From: GBurch1@aol.com
Date: Sat Mar 08 1997 - 06:44:21 MST
Gregory Houston writes a long piece on developing his "natural" mental
abilities in a scientific fashion, as an alternative to exploring the
"objective" world. This is interesting to me as someone who spent many of
his younger years studying Asian ideas, cultures and history. He writes:
> Whos to
> say that if we had not spent the last 500 years focusing on internal
> augmentation rather than or in combination with external augmentation
> that we would not have discovered by now how to do for ourselves what we
> now require external objects for?"
and
> Stripped of religious idealogy, I believe a subjective science could be
> created that would eventually surpass or at the least, seriously
> augment, objective science in its usefulness, but we are lazy.

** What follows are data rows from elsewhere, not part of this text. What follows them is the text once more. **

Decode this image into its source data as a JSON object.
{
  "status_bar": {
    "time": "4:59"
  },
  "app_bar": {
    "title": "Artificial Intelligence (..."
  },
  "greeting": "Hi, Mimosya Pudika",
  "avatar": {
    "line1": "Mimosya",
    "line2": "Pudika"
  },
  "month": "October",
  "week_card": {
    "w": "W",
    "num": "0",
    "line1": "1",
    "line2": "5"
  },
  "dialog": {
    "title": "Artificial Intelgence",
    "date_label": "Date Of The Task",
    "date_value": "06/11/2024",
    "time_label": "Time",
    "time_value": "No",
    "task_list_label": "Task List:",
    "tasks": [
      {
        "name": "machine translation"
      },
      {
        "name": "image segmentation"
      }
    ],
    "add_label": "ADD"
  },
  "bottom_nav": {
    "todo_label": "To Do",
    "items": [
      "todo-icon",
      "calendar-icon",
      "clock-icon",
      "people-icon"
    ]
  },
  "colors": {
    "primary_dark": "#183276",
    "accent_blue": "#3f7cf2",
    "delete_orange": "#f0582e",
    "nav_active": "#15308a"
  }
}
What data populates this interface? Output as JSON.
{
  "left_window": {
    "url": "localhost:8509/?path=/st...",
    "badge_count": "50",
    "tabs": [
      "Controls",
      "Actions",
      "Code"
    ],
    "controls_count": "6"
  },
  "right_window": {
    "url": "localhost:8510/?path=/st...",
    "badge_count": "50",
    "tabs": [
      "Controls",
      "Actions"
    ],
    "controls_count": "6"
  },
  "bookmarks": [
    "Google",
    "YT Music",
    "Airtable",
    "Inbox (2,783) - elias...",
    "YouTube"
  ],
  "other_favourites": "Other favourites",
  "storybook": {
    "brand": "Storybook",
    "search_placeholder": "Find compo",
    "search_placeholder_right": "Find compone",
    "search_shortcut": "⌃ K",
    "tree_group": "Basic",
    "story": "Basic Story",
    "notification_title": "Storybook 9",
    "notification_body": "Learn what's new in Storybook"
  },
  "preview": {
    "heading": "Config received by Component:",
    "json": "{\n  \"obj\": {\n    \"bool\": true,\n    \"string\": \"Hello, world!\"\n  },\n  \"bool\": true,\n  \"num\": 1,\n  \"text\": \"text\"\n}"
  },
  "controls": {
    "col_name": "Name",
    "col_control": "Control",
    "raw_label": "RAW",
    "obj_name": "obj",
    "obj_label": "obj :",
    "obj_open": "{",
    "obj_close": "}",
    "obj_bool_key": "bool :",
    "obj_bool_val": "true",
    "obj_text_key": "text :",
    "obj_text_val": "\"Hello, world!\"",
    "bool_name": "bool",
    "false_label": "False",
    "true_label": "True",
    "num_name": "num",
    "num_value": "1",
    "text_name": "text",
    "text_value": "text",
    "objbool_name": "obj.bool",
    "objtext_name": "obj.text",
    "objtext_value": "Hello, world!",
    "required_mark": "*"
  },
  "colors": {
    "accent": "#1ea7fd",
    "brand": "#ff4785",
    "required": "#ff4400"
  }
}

As a matter of historical fact, I think the answer to the first question lies
in the predicate to the second statement, as illumnated by Joseph Needham's
magnum opus "Science and Civilization in China". Years ago, Needham asked
himself the question, "Why didn't China, with its highly developed
civilization, never have an industrial revolution?" He died still writing
one volume after another of answers to this question.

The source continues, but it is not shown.